Precision Robotic Bin-Picking
The problem: Removing randomly placed parts from a bin requires a complex integration of image recognition software, robots, end-of-arm tooling, robot accessories, and a sophisticated handling strategy.
The problem: Removing randomly placed parts from a bin requires a complex integration of image recognition software, robots, end-of-arm tooling, robot accessories, and a sophisticated handling strategy. And once the piece is selected, the object must be precisely positioned on the relevant production or assembly line. This capability, called random bin picking, has been difficult to reliably execute in real-world environments. Reliability has been hard to achieve outside of a laboratory.

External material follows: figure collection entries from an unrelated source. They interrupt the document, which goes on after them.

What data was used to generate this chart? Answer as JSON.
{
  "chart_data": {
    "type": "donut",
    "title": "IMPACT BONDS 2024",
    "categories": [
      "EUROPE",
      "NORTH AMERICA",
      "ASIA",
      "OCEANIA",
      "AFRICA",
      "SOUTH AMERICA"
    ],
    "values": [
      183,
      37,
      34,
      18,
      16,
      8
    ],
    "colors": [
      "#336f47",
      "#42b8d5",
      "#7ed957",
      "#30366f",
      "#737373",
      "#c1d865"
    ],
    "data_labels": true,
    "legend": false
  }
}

The solution: Liebherr (liebherr.us) developed a random bin-picking system that integrates computers, software and strategy to make automated random bin-picking more efficient and effective.
The Liebherr system uses a 3D laser scanner to recognize parts with a high level of precision. Software identifies and selects information about items and constraints in the bin provided. Reliable automation components by SCHUNK Inc. (schunk.com), including the rotary unit PR90, swivel unit PW90, and gripper PGN plus, grip and move the items to the desired destinations. One problem with bin picking is that parts can be located close to the bin walls or otherwise difficult to get to; the Schunk rotary unit PR90 provides collision-free access and removal of items from a container, even in difficult situations.
The bin-picking solutions are available for automotive and commercial vehicle components weighing between 1 kg (2.2 lb) and 50 kg (110.2 lb).
An in-process inspection method is accurate to 0.1 mm. If a recognition failure occurs, the system is delayed for only a short time thanks to an automatic correction strategy built into the software. Process reliability is improved by advances in image recognition technology and computing power in standard PCs.
The proof: Liebherr conducted reference projects with the Fraunhofer Institute (fraunhofer.de) to test complete systems for the automotive industry. One project included the channeling of non-rotationally symmetrical components, which arrive randomly in a bin and must be placed onto production lines and into hardening ovens. An important breakthrough was the increased capability of the object recognition system, which can discern black, brown or rusty parts even with the presence of outside light.
This industrial scale automated bin-picking system increases output through higher productivity; allows workers time for other requirements; and increases reproducibility/consistent quality, according to Liebherr.